Flannery’s book is longer and larded with more science, but his robust, charismatic voice escorts us effortlessly through 300 million years of climatic variations. The long view is his forte. It helps the drama of Flannery’s story that his is a conversion narrative: He’s a former global-warming skeptic who now believes the science is irrefutable. He agrees with the skeptics that climate change isn’t new—it’s a natural hazard that may be accelerated by an asteroid collision or evolutionary developments. However, what’s indisputable is that the current changes have human fingerprints all over them and that we’re facing the prospect of the most massive extinction of life on Earth in 65 million years.

Exactly how late is it, climatically? The British atmospheric scientist James Lovelock has argued that our chance of saving life on Earth as we know it (not to speak of human civilization) has come and gone.
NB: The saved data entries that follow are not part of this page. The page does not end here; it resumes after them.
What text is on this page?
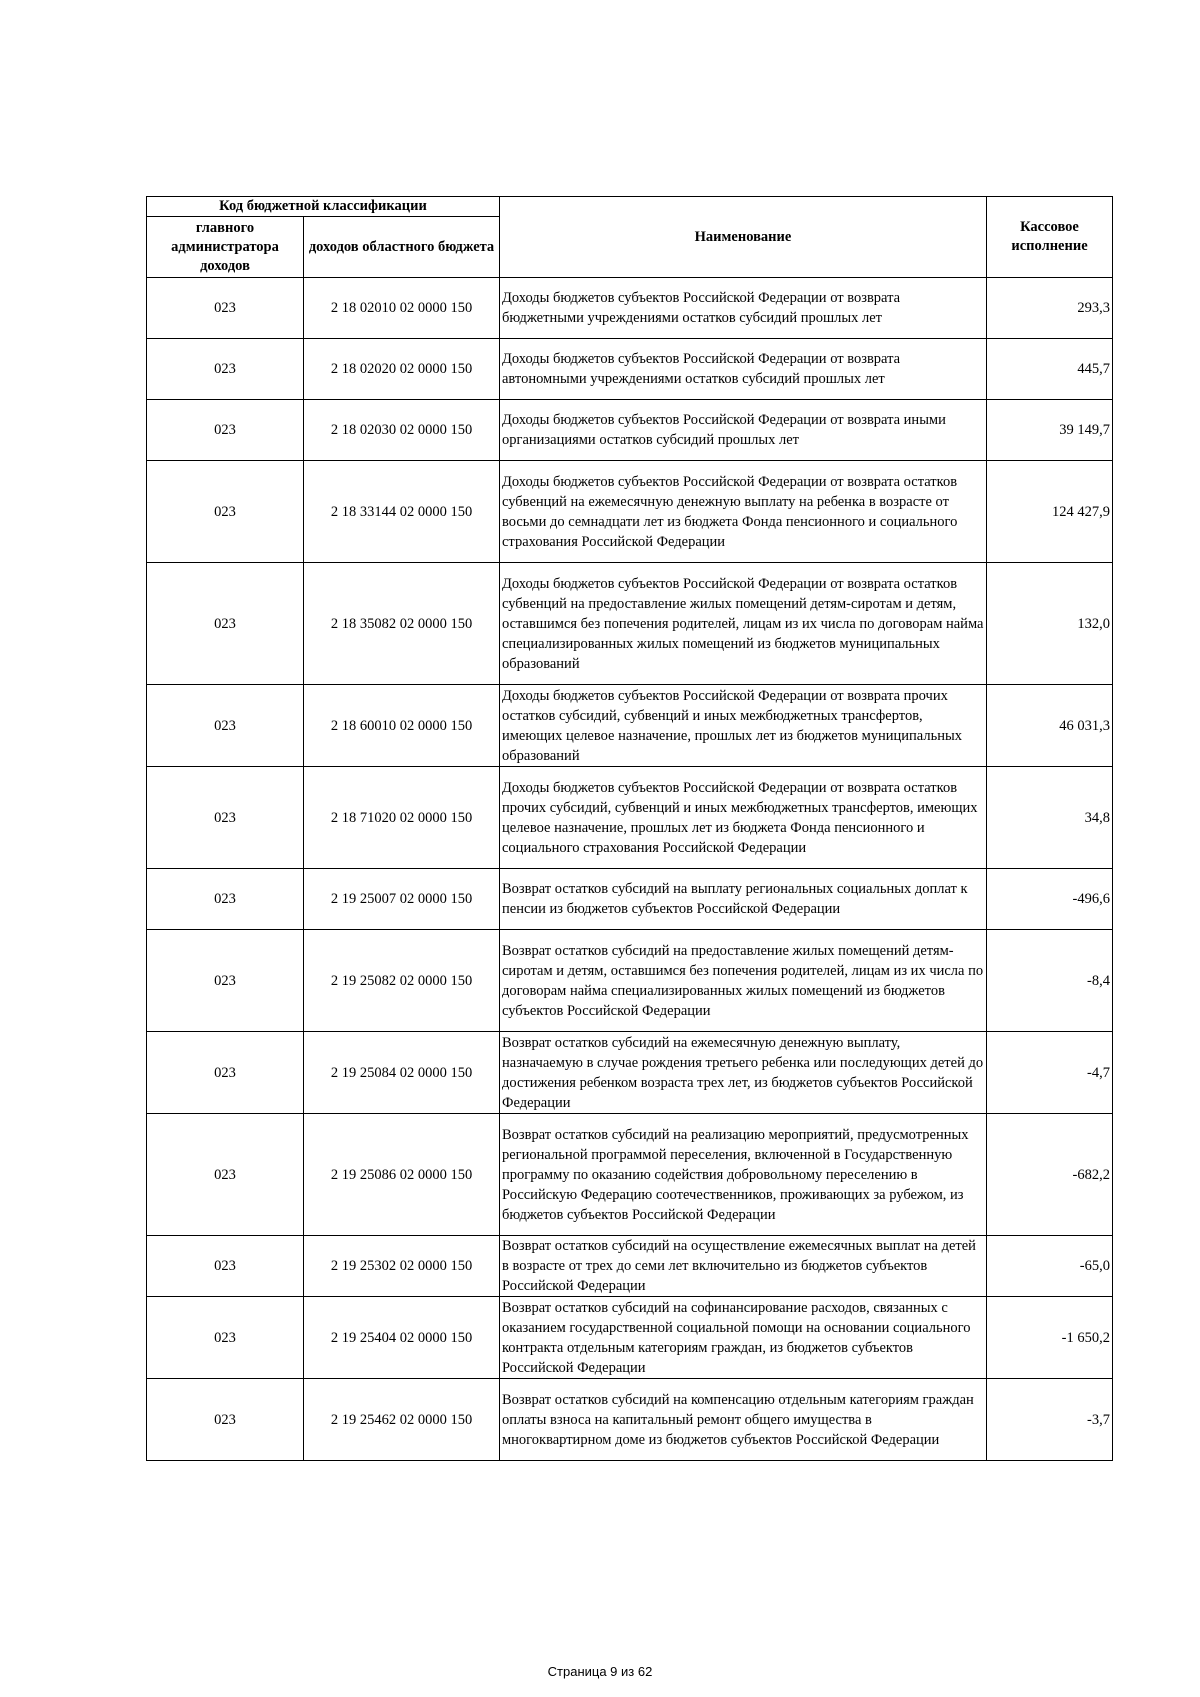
Код бюджетной классификации		Наименование	Кассовое исполнение
главного администратора доходов	доходов областного бюджета		
023	2 18 02010 02 0000 150	Доходы бюджетов субъектов Российской Федерации от возврата бюджетными учреждениями остатков субсидий прошлых лет	293,3
023	2 18 02020 02 0000 150	Доходы бюджетов субъектов Российской Федерации от возврата автономными учреждениями остатков субсидий прошлых лет	445,7
023	2 18 02030 02 0000 150	Доходы бюджетов субъектов Российской Федерации от возврата иными организациями остатков субсидий прошлых лет	39 149,7
023	2 18 33144 02 0000 150	Доходы бюджетов субъектов Российской Федерации от возврата остатков субвенций на ежемесячную денежную выплату на ребенка в возрасте от восьми до семнадцати лет из бюджета Фонда пенсионного и социального страхования Российской Федерации	124 427,9
023	2 18 35082 02 0000 150	Доходы бюджетов субъектов Российской Федерации от возврата остатков субвенций на предоставление жилых помещений детям-сиротам и детям, оставшимся без попечения родителей, лицам из их числа по договорам найма специализированных жилых помещений из бюджетов муниципальных образований	132,0
023	2 18 60010 02 0000 150	Доходы бюджетов субъектов Российской Федерации от возврата прочих остатков субсидий, субвенций и иных межбюджетных трансфертов, имеющих целевое назначение, прошлых лет из бюджетов муниципальных образований	46 031,3
023	2 18 71020 02 0000 150	Доходы бюджетов субъектов Российской Федерации от возврата остатков прочих субсидий, субвенций и иных межбюджетных трансфертов, имеющих целевое назначение, прошлых лет из бюджета Фонда пенсионного и социального страхования Российской Федерации	34,8
023	2 19 25007 02 0000 150	Возврат остатков субсидий на выплату региональных социальных доплат к пенсии из бюджетов субъектов Российской Федерации	-496,6
023	2 19 25082 02 0000 150	Возврат остатков субсидий на предоставление жилых помещений детям-сиротам и детям, оставшимся без попечения родителей, лицам из их числа по договорам найма специализированных жилых помещений из бюджетов субъектов Российской Федерации	-8,4
023	2 19 25084 02 0000 150	Возврат остатков субсидий на ежемесячную денежную выплату, назначаемую в случае рождения третьего ребенка или последующих детей до достижения ребенком возраста трех лет, из бюджетов субъектов Российской Федерации	-4,7
023	2 19 25086 02 0000 150	Возврат остатков субсидий на реализацию мероприятий, предусмотренных региональной программой переселения, включенной в Государственную программу по оказанию содействия добровольному переселению в Российскую Федерацию соотечественников, проживающих за рубежом, из бюджетов субъектов Российской Федерации	-682,2
023	2 19 25302 02 0000 150	Возврат остатков субсидий на осуществление ежемесячных выплат на детей в возрасте от трех до семи лет включительно из бюджетов субъектов Российской Федерации	-65,0
023	2 19 25404 02 0000 150	Возврат остатков субсидий на софинансирование расходов, связанных с оказанием государственной социальной помощи на основании социального контракта отдельным категориям граждан, из бюджетов субъектов Российской Федерации	-1 650,2
023	2 19 25462 02 0000 150	Возврат остатков субсидий на компенсацию отдельным категориям граждан оплаты взноса на капитальный ремонт общего имущества в многоквартирном доме из бюджетов субъектов Российской Федерации	-3,7
Страница 9 из 62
Michael Crichton, on the other hand, believes we’re so far from midnight that there’s still time for afternoon tea. (In the afterword to State of Fear, Crichton’s 2004 environmental-conspiracy novel, he calls for 20 years’ more data-gathering before we make any policy decisions.) Kolbert and Flannery have us teetering on the brink, but they believe there may be time enough for action if it’s extremely rapid and extremely concerted. The Weather Makers (a “manual on the use of Earth’s thermostat”) ends with practical strategies that we, as consumer-citizens, can deploy to reduce our carbon footprint and avert the full catastrophe.
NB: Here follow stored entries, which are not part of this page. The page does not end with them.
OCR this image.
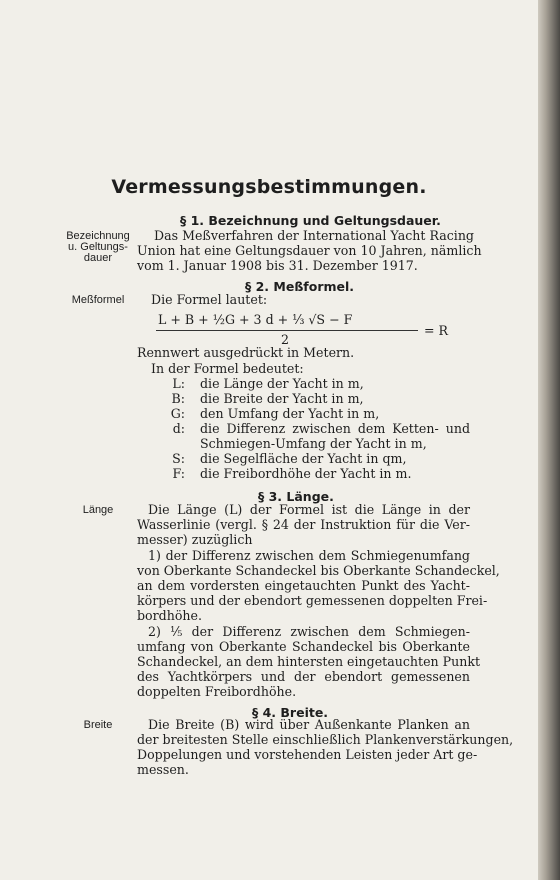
Vermessungsbestimmungen.
§ 1. Bezeichnung und Geltungsdauer.
Bezeichnung
u. Geltungs-
dauer
Das Meßverfahren der International Yacht Racing
Union hat eine Geltungsdauer von 10 Jahren, nämlich
vom 1. Januar 1908 bis 31. Dezember 1917.
§ 2. Meßformel.
Meßformel	Die Formel lautet:
L + B + ½G + 3 d + ⅓ √S − F
2
= R
Rennwert ausgedrückt in Metern.
In der Formel bedeutet:
L: die Länge der Yacht in m,
B: die Breite der Yacht in m,
G: den Umfang der Yacht in m,
d: die Differenz zwischen dem Ketten- und
Schmiegen-Umfang der Yacht in m,
S: die Segelfläche der Yacht in qm,
F: die Freibordhöhe der Yacht in m.
§ 3. Länge.
Länge	Die Länge (L) der Formel ist die Länge in der
Wasserlinie (vergl. § 24 der Instruktion für die Ver-
messer) zuzüglich
1) der Differenz zwischen dem Schmiegenumfang
von Oberkante Schandeckel bis Oberkante Schandeckel,
an dem vordersten eingetauchten Punkt des Yacht-
körpers und der ebendort gemessenen doppelten Frei-
bordhöhe.
2) ⅕ der Differenz zwischen dem Schmiegen-
umfang von Oberkante Schandeckel bis Oberkante
Schandeckel, an dem hintersten eingetauchten Punkt
des Yachtkörpers und der ebendort gemessenen
doppelten Freibordhöhe.
§ 4. Breite.
Breite	Die Breite (B) wird über Außenkante Planken an
der breitesten Stelle einschließlich Plankenverstärkungen,
Doppelungen und vorstehenden Leisten jeder Art ge-
messen.
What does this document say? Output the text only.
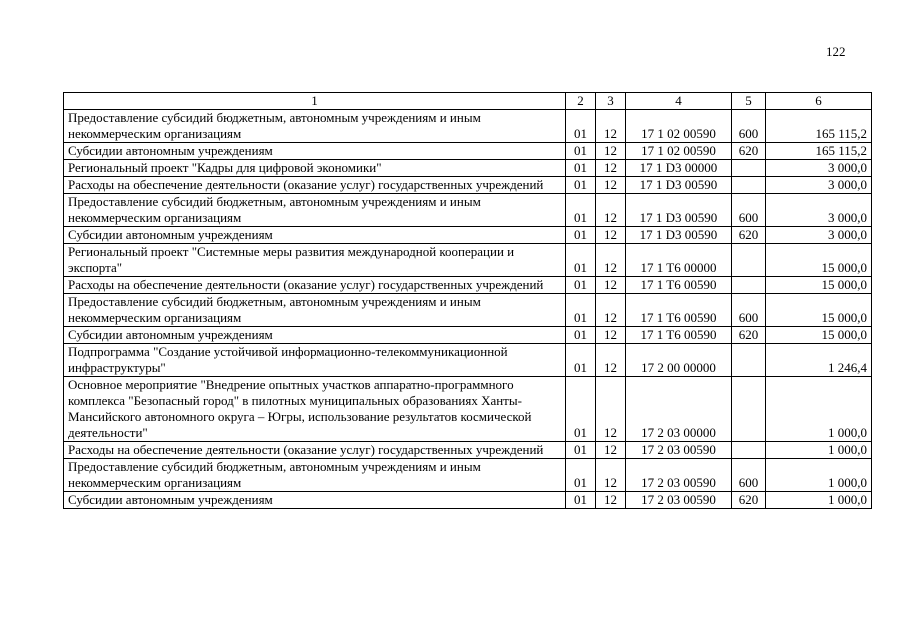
122
1	2	3	4	5	6
Предоставление субсидий бюджетным, автономным учреждениям и иным некоммерческим организациям	01	12	17 1 02 00590	600	165 115,2
Субсидии автономным учреждениям	01	12	17 1 02 00590	620	165 115,2
Региональный проект "Кадры для цифровой экономики"	01	12	17 1 D3 00000		3 000,0
Расходы на обеспечение деятельности (оказание услуг) государственных учреждений	01	12	17 1 D3 00590		3 000,0
Предоставление субсидий бюджетным, автономным учреждениям и иным некоммерческим организациям	01	12	17 1 D3 00590	600	3 000,0
Субсидии автономным учреждениям	01	12	17 1 D3 00590	620	3 000,0
Региональный проект "Системные меры развития международной кооперации и экспорта"	01	12	17 1 T6 00000		15 000,0
Расходы на обеспечение деятельности (оказание услуг) государственных учреждений	01	12	17 1 T6 00590		15 000,0
Предоставление субсидий бюджетным, автономным учреждениям и иным некоммерческим организациям	01	12	17 1 T6 00590	600	15 000,0
Субсидии автономным учреждениям	01	12	17 1 T6 00590	620	15 000,0
Подпрограмма "Создание устойчивой информационно-телекоммуникационной инфраструктуры"	01	12	17 2 00 00000		1 246,4
Основное мероприятие "Внедрение опытных участков аппаратно-программного комплекса "Безопасный город" в пилотных муниципальных образованиях Ханты-Мансийского автономного округа – Югры, использование результатов космической деятельности"	01	12	17 2 03 00000		1 000,0
Расходы на обеспечение деятельности (оказание услуг) государственных учреждений	01	12	17 2 03 00590		1 000,0
Предоставление субсидий бюджетным, автономным учреждениям и иным некоммерческим организациям	01	12	17 2 03 00590	600	1 000,0
Субсидии автономным учреждениям	01	12	17 2 03 00590	620	1 000,0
We can follow the example of cities like Burlington, Vt., and Schoenau, Germany, where grass-roots activism and mayoral leadership have combined to green the power grids. We can trade in our SUVs for hybrids, reducing our personal-transport emissions by 70 percent. We can demand that our states follow California’s lead, setting higher automobile-emission standards than the dismal federal ones that indulge Big Oil and Big Auto and discourage the application of existing fuel-saving technologies. As Flannery notes, we have the consumer clout to transform the energy sector: “[I]f enough of us buy green power, solar panels, solar hot water systems and hybrid vehicles, the cost of these items will plummet. This will encourage the sale of yet more panels and wind generators, and so the bulk of domestic power will be generated by renewable technologies.” A consumer groundswell would exact greater answerability (and more amply funded research) from both government and industry.
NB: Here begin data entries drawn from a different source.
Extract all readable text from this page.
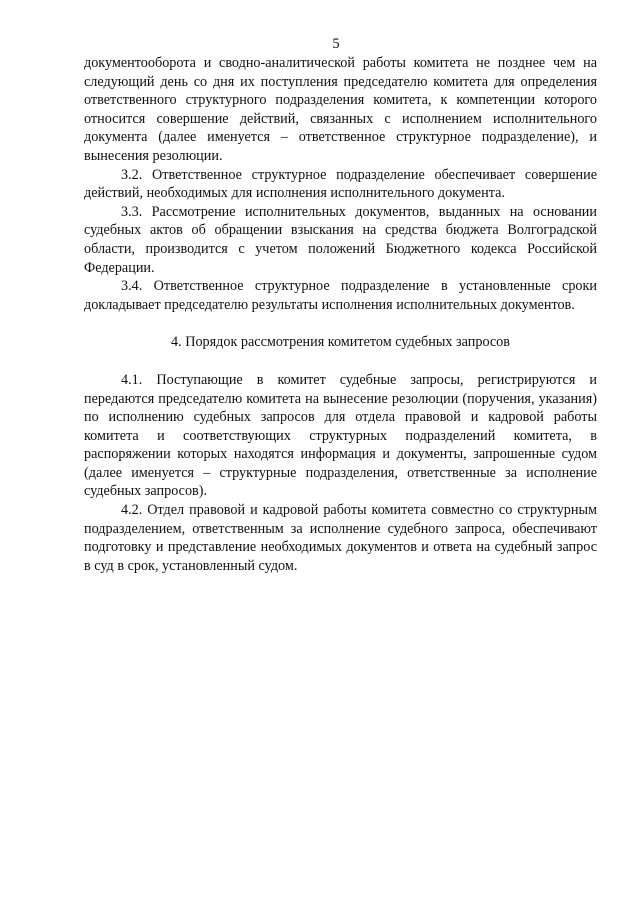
5

документооборота и сводно-аналитической работы комитета не позднее чем на следующий день со дня их поступления председателю комитета для определения ответственного структурного подразделения комитета, к компетенции которого относится совершение действий, связанных с исполнением исполнительного документа (далее именуется – ответственное структурное подразделение), и вынесения резолюции.

3.2. Ответственное структурное подразделение обеспечивает совершение действий, необходимых для исполнения исполнительного документа.

3.3. Рассмотрение исполнительных документов, выданных на основании судебных актов об обращении взыскания на средства бюджета Волгоградской области, производится с учетом положений Бюджетного кодекса Российской Федерации.

3.4. Ответственное структурное подразделение в установленные сроки докладывает председателю результаты исполнения исполнительных документов.

4. Порядок рассмотрения комитетом судебных запросов

4.1. Поступающие в комитет судебные запросы, регистрируются и передаются председателю комитета на вынесение резолюции (поручения, указания) по исполнению судебных запросов для отдела правовой и кадровой работы комитета и соответствующих структурных подразделений комитета, в распоряжении которых находятся информация и документы, запрошенные судом (далее именуется – структурные подразделения, ответственные за исполнение судебных запросов).

4.2. Отдел правовой и кадровой работы комитета совместно со структурным подразделением, ответственным за исполнение судебного запроса, обеспечивают подготовку и представление необходимых документов и ответа на судебный запрос в суд в срок, установленный судом.
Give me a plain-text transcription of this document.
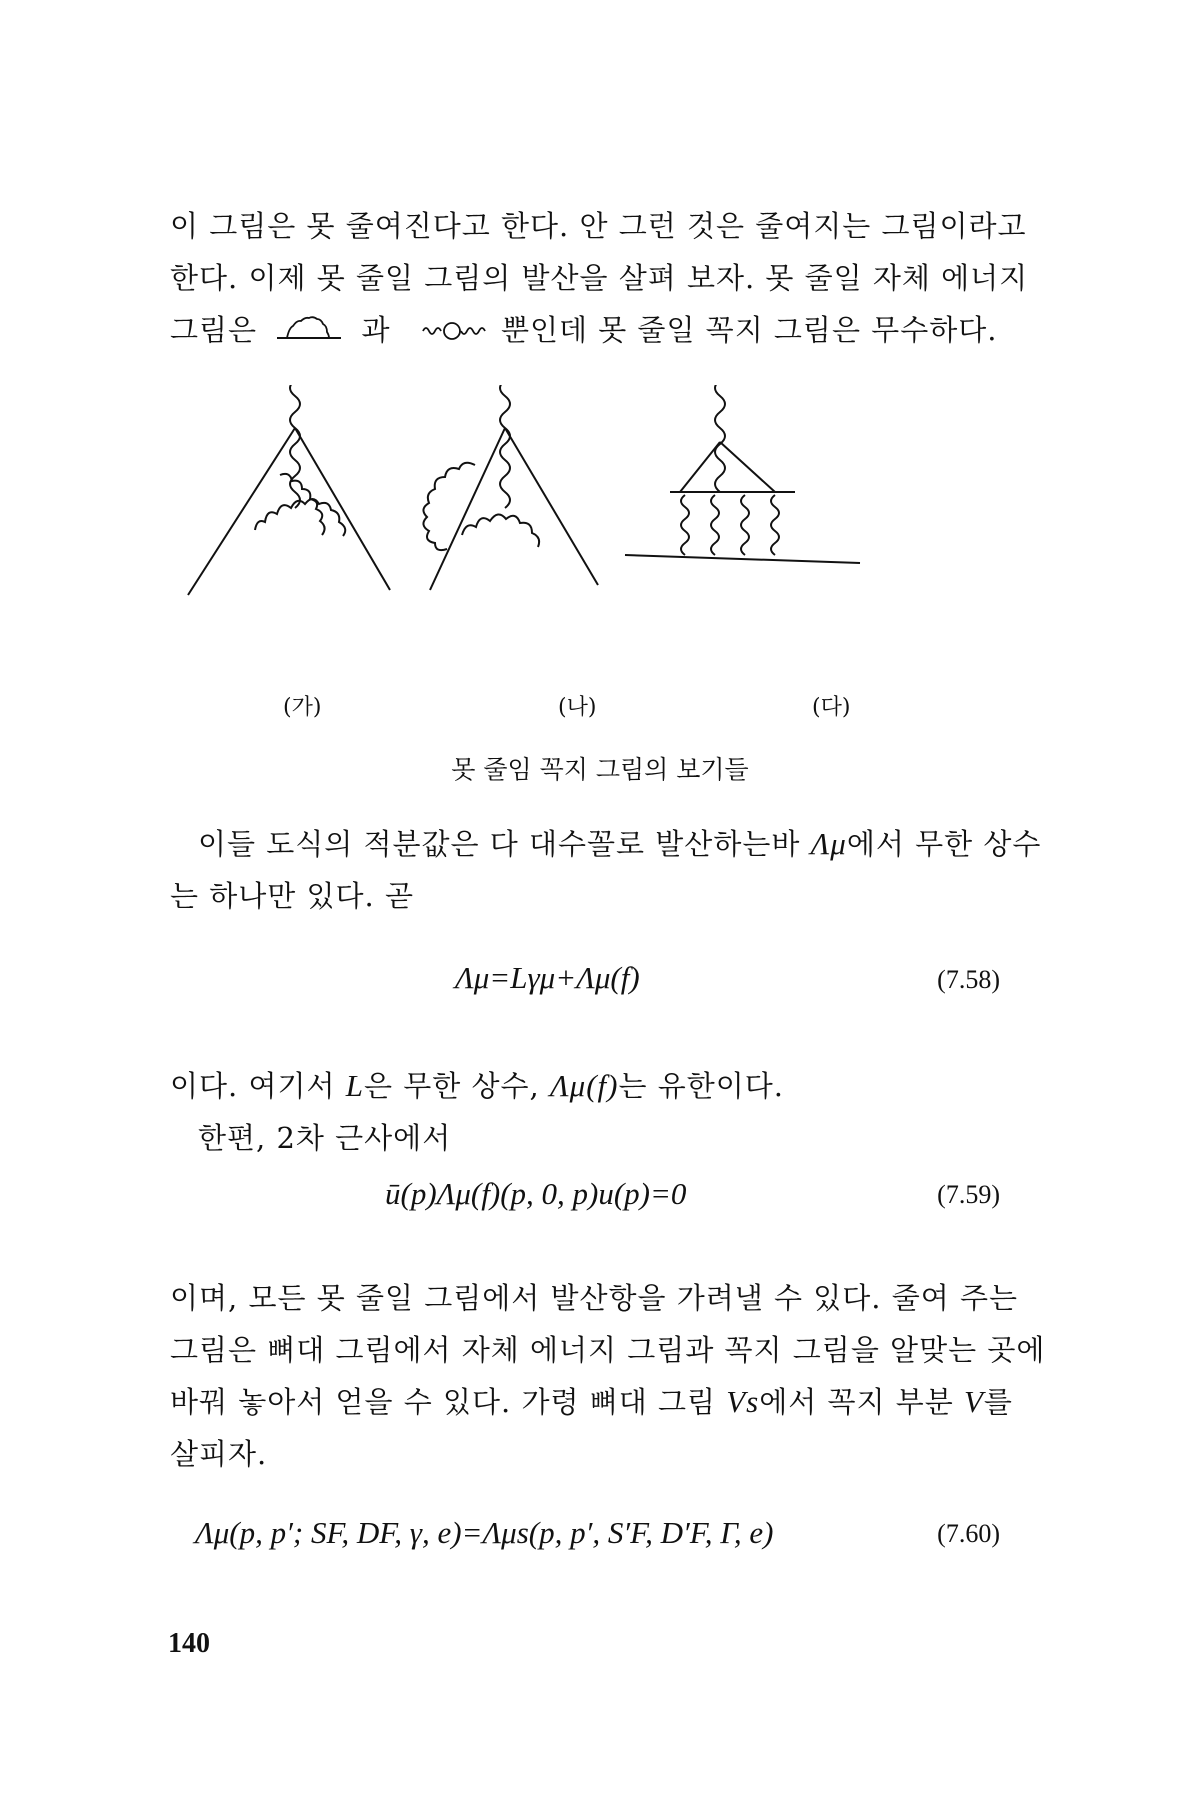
이 그림은 못 줄여진다고 한다. 안 그런 것은 줄여지는 그림이라고
한다. 이제 못 줄일 그림의 발산을 살펴 보자. 못 줄일 자체 에너지
그림은	과	뿐인데 못 줄일 꼭지 그림은 무수하다.
(가)	(나)	(다)
못 줄임 꼭지 그림의 보기들
이들 도식의 적분값은 다 대수꼴로 발산하는바 Λμ에서 무한 상수
는 하나만 있다. 곧
Λμ=Lγμ+Λμ(f)	(7.58)
이다. 여기서 L은 무한 상수, Λμ(f)는 유한이다.
한편, 2차 근사에서
ū(p)Λμ(f)(p, 0, p)u(p)=0	(7.59)
이며, 모든 못 줄일 그림에서 발산항을 가려낼 수 있다. 줄여 주는
그림은 뼈대 그림에서 자체 에너지 그림과 꼭지 그림을 알맞는 곳에
바꿔 놓아서 얻을 수 있다. 가령 뼈대 그림 Vs에서 꼭지 부분 V를
살피자.
Λμ(p, p′; SF, DF, γ, e)=Λμs(p, p′, S′F, D′F, Γ, e)	(7.60)
140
Field Notes and The Weather Makers have both been touted as the next Silent Spring—as was Gore’s Earth in the Balance, and Bill McKibben’s The End of Nature before that. We should be thrilled if Kolbert and Flannery’s books gain, in tandem, even half the traction that Silent Spring achieved. Carson’s salvo possessed a startling novelty that no current intervention, however astute, can equal on as familiar a threat as climate change. However, the comparison to Carson is spot on in an unexpected way. The New Yorker articles that became Silent Spring arrived in the wake of the Cuban Missile Crisis, exhorting an America awash in paranoia to take charge of its fears by changing the way it lived. Carson redirected some of the national anxiety away from the Red Peril to the doom perched on the kitchen shelf. By revealing how small domestic choices could help secure a more inhabitable world long-term, Silent Spring altered the landscape of fear—and ultimately, the laws as well. The public outrage that her book stirred led to the banning of DDT and PCBs, as well as to landmark legislation like the Clean Waters Act, the Clean Air Act, and the creation of the Environmental Protection Agency. In our own age of sprawling paranoia, let’s hope that Kolbert and Flannery’s arguments refocus our fears, directing them toward the most encompassing, definitive threat of all: the slow violence of what a more hotheaded writer might call climatic terrorism.